The fourth reason is drunk driving is such an unacceptable thing to admit. Try telling a group of strangers you have a DUI on your record. See what people think.

It just doesn’t make any sense. Why would anyone do something that’s dangerous, has no payoff, can’t be explained by your upbringing and earns you a modern-day scarlet letter?
In Michigan, four people died over the holidays because of an alcohol-related automobile accident. That number is painfully high, but it could easily have been higher if not for the officers who arrested those who were driving while intoxicated. That doesn’t even include the drivers who, by the grace of God, made it home even though they were drunk.

Why did those drivers do it? They couldn’t call a friend or a cab? No, they just thought they were sober enough. They thought they were a good enough driver to handle it. And because of that, over two weeks in Michigan alone, four people are dead.

In the next year across the country, more than 10,000 people will die from an alcohol-related car accident.

It’s entirely preventable. That number could be zero. It’s simple: don’t drink and drive. If everyone subscribed to that simple, widely talked about phrase, we’d have a lot more friends and neighbors still with us.

If you aren’t one of the people who drink and drive, you’re not helpless and you aren’t immune from criticism.
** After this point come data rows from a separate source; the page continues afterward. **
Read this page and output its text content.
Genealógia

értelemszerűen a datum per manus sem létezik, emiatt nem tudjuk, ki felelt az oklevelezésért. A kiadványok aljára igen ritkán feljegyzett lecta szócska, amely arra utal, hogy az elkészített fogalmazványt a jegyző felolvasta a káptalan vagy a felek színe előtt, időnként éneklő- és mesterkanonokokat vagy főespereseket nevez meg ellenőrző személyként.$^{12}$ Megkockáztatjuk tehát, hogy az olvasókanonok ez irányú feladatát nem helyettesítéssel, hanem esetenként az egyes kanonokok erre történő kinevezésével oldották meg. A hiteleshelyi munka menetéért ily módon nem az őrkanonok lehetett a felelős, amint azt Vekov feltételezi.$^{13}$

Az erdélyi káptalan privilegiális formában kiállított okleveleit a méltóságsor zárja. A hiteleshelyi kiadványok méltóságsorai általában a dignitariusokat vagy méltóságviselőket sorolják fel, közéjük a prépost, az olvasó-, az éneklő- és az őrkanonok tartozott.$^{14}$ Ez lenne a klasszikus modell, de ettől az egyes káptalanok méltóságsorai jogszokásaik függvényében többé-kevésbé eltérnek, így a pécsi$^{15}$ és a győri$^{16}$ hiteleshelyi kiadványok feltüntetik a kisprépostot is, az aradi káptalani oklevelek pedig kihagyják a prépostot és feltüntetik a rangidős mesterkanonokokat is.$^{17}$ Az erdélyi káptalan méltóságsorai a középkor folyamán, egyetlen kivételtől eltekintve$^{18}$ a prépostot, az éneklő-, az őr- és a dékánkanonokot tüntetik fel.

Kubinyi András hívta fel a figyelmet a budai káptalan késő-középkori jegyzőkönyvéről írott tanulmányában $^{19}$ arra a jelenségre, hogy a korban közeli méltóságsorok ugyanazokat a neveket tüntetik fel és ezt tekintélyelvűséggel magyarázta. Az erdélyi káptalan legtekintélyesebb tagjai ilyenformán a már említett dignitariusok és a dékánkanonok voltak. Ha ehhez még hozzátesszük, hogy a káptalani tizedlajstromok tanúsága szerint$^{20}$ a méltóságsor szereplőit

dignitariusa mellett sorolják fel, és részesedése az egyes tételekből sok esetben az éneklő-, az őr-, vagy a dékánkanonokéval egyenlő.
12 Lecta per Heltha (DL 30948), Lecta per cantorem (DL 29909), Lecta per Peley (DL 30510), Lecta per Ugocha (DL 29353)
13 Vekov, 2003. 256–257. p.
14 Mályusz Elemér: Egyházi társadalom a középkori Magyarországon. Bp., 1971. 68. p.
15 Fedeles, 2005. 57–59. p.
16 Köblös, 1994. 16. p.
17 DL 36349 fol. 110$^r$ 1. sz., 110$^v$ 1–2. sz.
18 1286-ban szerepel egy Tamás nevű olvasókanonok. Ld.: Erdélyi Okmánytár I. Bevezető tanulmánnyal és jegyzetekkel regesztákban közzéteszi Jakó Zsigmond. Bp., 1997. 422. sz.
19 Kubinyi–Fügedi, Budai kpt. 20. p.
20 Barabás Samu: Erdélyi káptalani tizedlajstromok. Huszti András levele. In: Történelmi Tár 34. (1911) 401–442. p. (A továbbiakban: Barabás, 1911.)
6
Simply put, as cliché as it may be, friends don’t let friends drive drunk.

Take their keys. Throw them on the room, put them in the freezer, swallow them if you have to. Don’t let anyone on the road who’s had anything to drink. It’s just not worth it.

Often times, there aren’t absolute right and wrongs. But in this case, there are. Don’t drive if you’ve had anything to drink, because chances are you’ve had too much. And even if you haven’t, why take the chance? You have nothing to gain and everything to lose.

It just defies understanding. If this sounds melodramatic or overly preachy, I can direct you to tens of thousands of funerals that will be held this year because someone had too much to drink and didn’t think he or she had.